Aujourd’hui, beaucoup se tournent avec méfiance vers Alassane Dramane Ouattara, qui paraît rejouer la partition jadis déployée contre la Fédération du Mali. Des rumeurs font état de rencontres discrètes, de pactes conclus à l’abri des regards pour miner l’AES. De l’autre côté, la France, consciente qu’une confédération puissante renverserait l’échiquier de la dépendance, veille à préserver ses intérêts. Dès la Conférence de Brazzaville, en 1944, Charles de Gaulle insistait déjà sur la nécessité de garder l’Afrique dans le giron français. Pour concrétiser cette ambition, on a gravé dans le marbre des frontières arbitraires et concocté des traités léonins.
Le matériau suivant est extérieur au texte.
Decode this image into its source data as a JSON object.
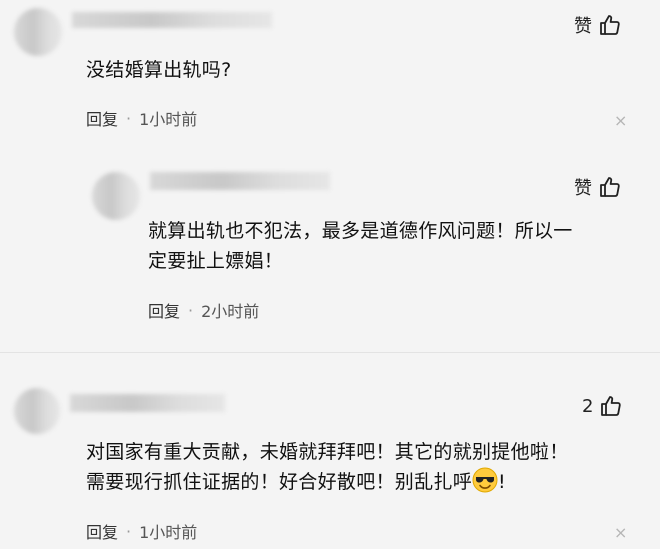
{
  "comments": [
    {
      "text": "没结婚算出轨吗?",
      "reply_label": "回复",
      "separator": "·",
      "time": "1小时前",
      "like_label": "赞",
      "close_glyph": "×"
    },
    {
      "text_line1": "就算出轨也不犯法，最多是道德作风问题！所以一",
      "text_line2": "定要扯上嫖娼！",
      "reply_label": "回复",
      "separator": "·",
      "time": "2小时前",
      "like_label": "赞"
    },
    {
      "text_line1": "对国家有重大贡献，未婚就拜拜吧！其它的就别提他啦！",
      "text_line2": "需要现行抓住证据的！好合好散吧！别乱扎呼",
      "text_line2_end": "!",
      "reply_label": "回复",
      "separator": "·",
      "time": "1小时前",
      "like_count": "2",
      "close_glyph": "×"
    }
  ],
  "icons": [
    "thumbs-up-icon",
    "close-icon",
    "sunglasses-emoji-icon"
  ],
  "colors": {
    "background": "#f4f4f4",
    "text": "#111111",
    "meta": "#555555"
  }
}
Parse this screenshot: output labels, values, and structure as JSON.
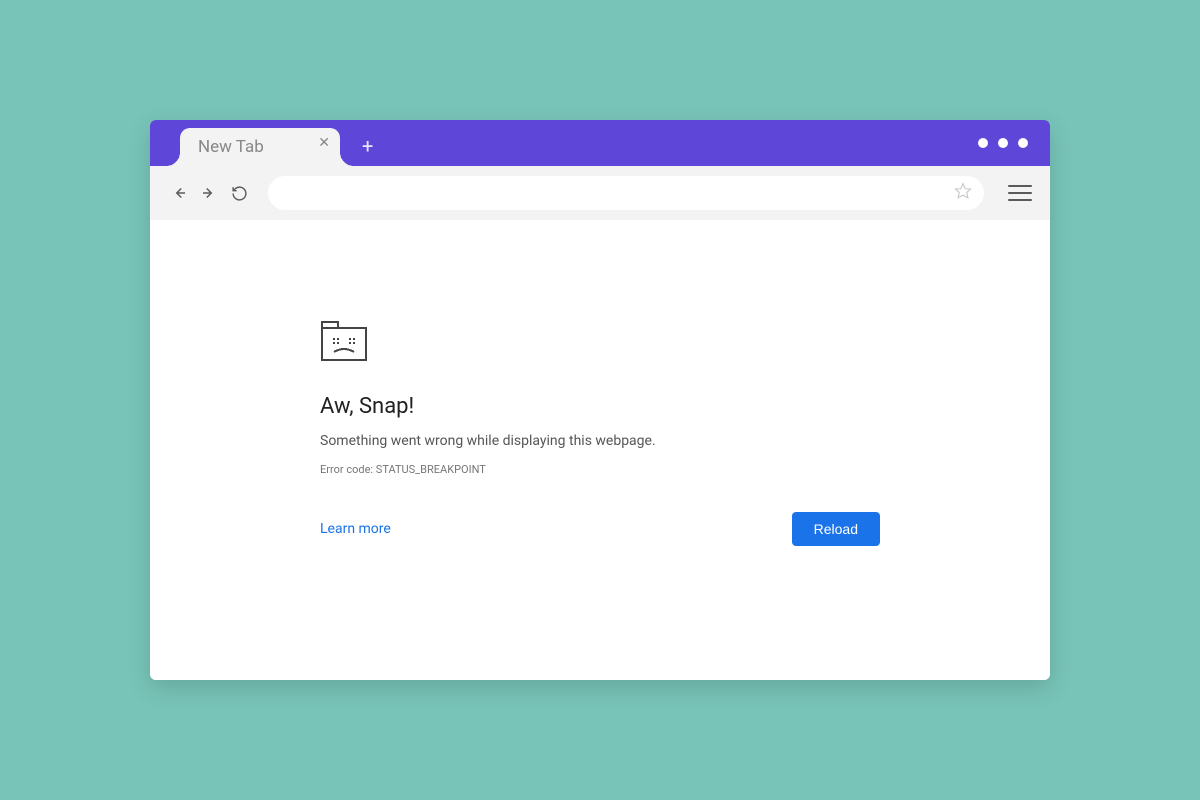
{
  "tab": {
    "title": "New Tab"
  },
  "error": {
    "title": "Aw, Snap!",
    "message": "Something went wrong while displaying this webpage.",
    "code": "Error code: STATUS_BREAKPOINT",
    "learn_more": "Learn more",
    "reload": "Reload"
  }
}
Pourtant, les choses ont changé. Dans les universités de Bamako, d’Abidjan ou de Niamey, des jeunes débattent sans relâche, passés en mémoire les récits tragiques de la Fédération du Mali et la chute de figures emblématiques comme Sankara ou Lumumba. Les réseaux sociaux relaient des informations qu’on ne peut plus étouffer aussi facilement. Les slogans résonnent de Bouaké à Gao : « Notre unité est notre force, notre liberté est notre droit. » Partout, on comprend que le seul moyen de déjouer les vieux chantages, c’est de se rassembler.
L’Alliance des États du Sahel n’est plus un simple dossier diplomatique : elle est la flamme d’une génération qui ne veut plus se résigner à l’injustice, qui aspire à rompre la spirale des compromissions et des divisions. Le peuple gronde, et les fantômes d’hier peinent à étouffer ce souffle de courage. Dans les ruelles de Dakar et dans celles de Bamako, on se chuchote les mots de Thomas Sankara : « Oser inventer l’avenir. » Ces mots, d’abord murmurés, prennent aujourd’hui la force d’un cri.
La nuit s’achève, et l’aube éclaire un continent en effervescence. Les stratagèmes fomentés pour faire chanceler l’unité sont bien réels, mais plus personne n’est disposé à courber l’échine. La lutte sera rude, car il est toujours plus aisé de manœuvrer là où règnent la peur et la désunion. Pourtant, un frisson parcourt les esprits : cette fois, l’Afrique est prête à se dresser contre les tractations secrètes et les chantages voilés. Les mêmes mains qui ont jadis tiré les ficelles peuvent bien s’agiter, elles ne viendront plus à bout d’une volonté qui s’est forgée dans les larmes et le sang.
« Cette fois, l’Afrique ne reculera plus », susurrent des voix dans l’obscurité, comme un serment que nul ne pourra briser. Et dans ces mots, qui s’échangent de village en village, de foyer en foyer, brûle la certitude que plus rien ne sera comme avant. L’Alliance des États du Sahel pourrait bien devenir ce pont qui unit tous ces rêves épars, où chaque peuple retrouve sa dignité, et où l’histoire, enfin, cesse de se répéter.